Carlos Fuentes: el escritor y la ciudad
¿Tienen los escritores de hoy vidas tan movidas y ricas como los de antes? Más allá del cliché de que todo tiempo pasado fue mejor, da la impresión de que no. Un buen ejemplo es el de Octavio Paz, que en 84 años tuvo tiempo de ir a la Guerra Civil Española; de trabajar en el servicio diplomático y renunciar a él en protesta por la matanza del 2 de octubre; de fundar dos de las revistas culturales más importantes del siglo pasado, Plural y Vuelta; de ganar un premio Nobel; de hacer y deshacer una amistad con Pablo Neruda, y de conocer a los surrealistas franceses, convocar a los escritores del exilio español y presentarnos a los disidentes del socialismo real. Pero tenemos a mano otro caso no menos revelador: el de Carlos Fuentes, el novelista que, en un pestañeo que sin embargo parece contener varias vidas, cumple ochenta años.

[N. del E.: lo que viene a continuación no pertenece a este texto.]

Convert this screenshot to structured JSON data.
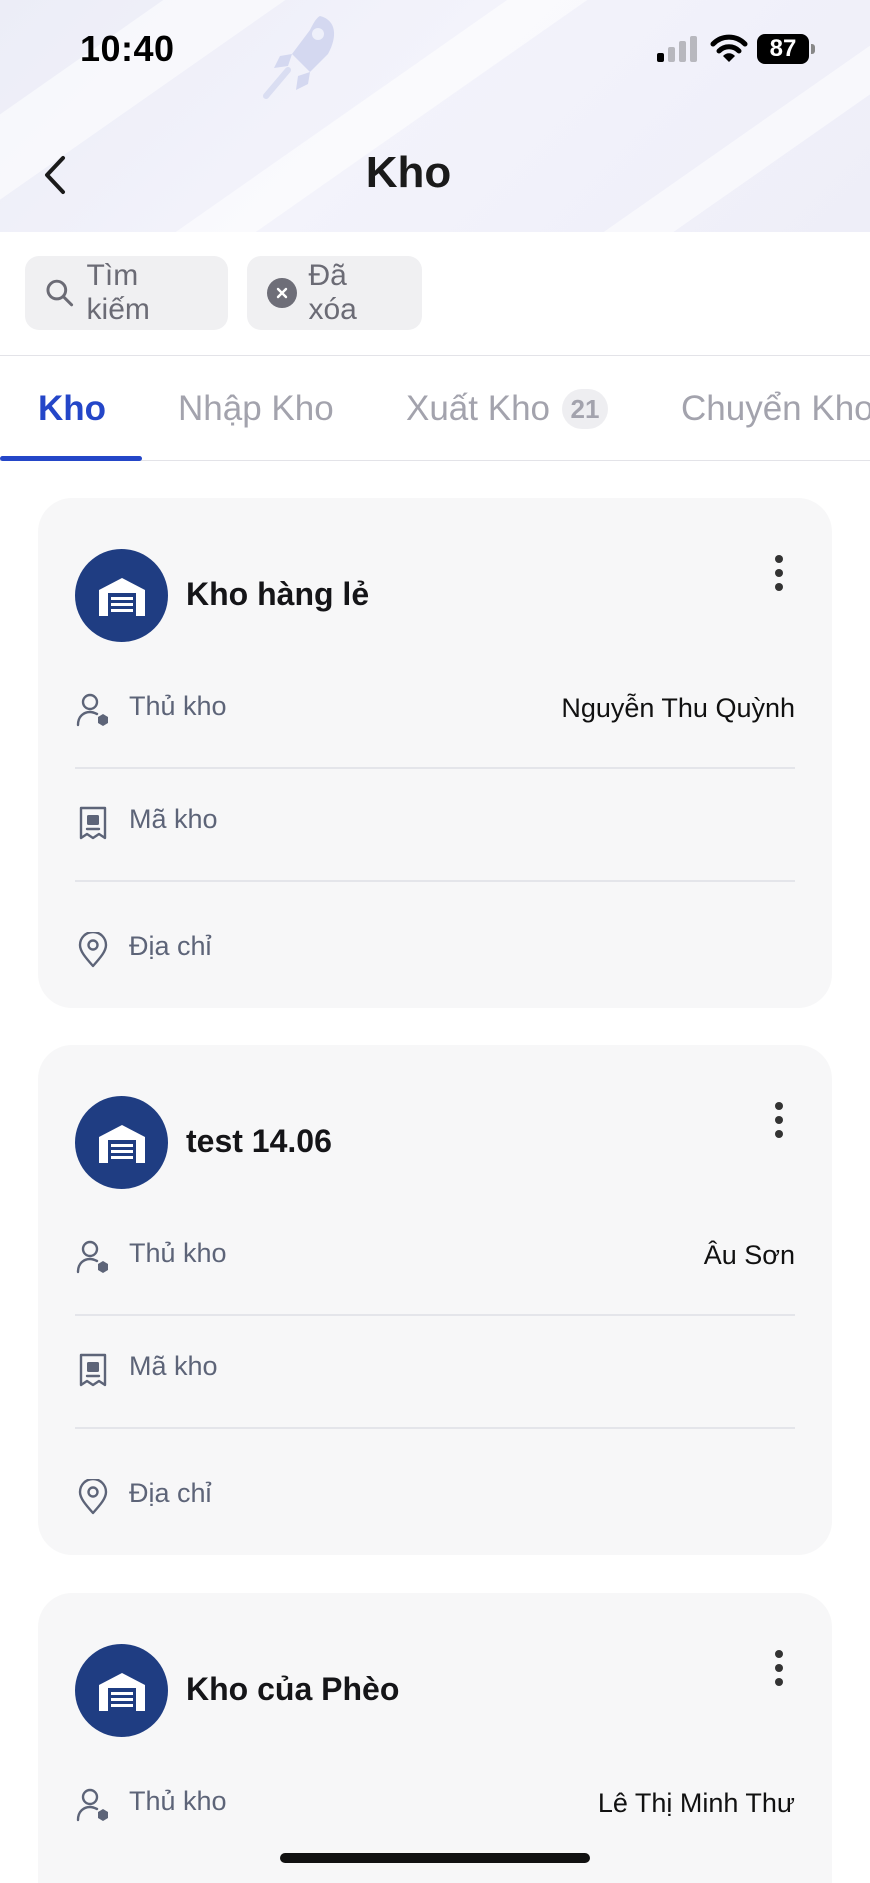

Fuentes nace el 11 de noviembre de 1928 en Panamá, primera estación de una vida errante que incluso hoy se niega a abandonar. A esas alturas, su padre, Rafael, es ya un veterano del servicio exterior –tiene en su currículo las embajadas de Portugal, Holanda e Italia--, y todavía le faltan algunos sellos que añadir a su pasaporte: Ecuador, Uruguay y Brasil. En este país, justamente, el futuro novelista conoce a la primera de sus grandes influencias literarias: Alfonso Reyes, el patriarca de los ensayistas mexicanos, que entonces se gana la vida como diplomático en Río de Janeiro. Pero ni siquiera la presencia de Reyes hace tan relevante este periodo como el que sigue. Luego de una experiencia atroz en el Departamento del Distrito Federal, del que huye escandalizado por la corrupción, don Rafael se lleva a la familia a Washington. Su hijo estudia ahí la primaria al tiempo que pasa largas temporadas en México. Es su primer vislumbre de las relaciones contrastantes, de encuentros y desencuentros profundos, entre ambas culturas, un tema, a veces casi una obsesión, que lo acompaña a todo lo largo de su obra. A Washington le siguen Buenos Aires y Santiago de Chile, y por fin, luego de un largo y accidentado vuelo hacia el norte, en plena guerra mundial, el regreso a casa. Rafael Fuentes ha aceptado en cargo en Relaciones Exteriores, y a su hijo le cae del cielo la posibilidad de terminar el bachillerato en el Colegio México, publicar sus primeros cuentos y textos políticos en Novedades, Hoy, Voz y algunas otras publicaciones y empezar la carrera de Derecho, pero sólo para abandonarla a favor de una vida de deambulares nocturnos breve aunque aparentemente intensa que pronto deja huella en algunas de sus mejores páginas.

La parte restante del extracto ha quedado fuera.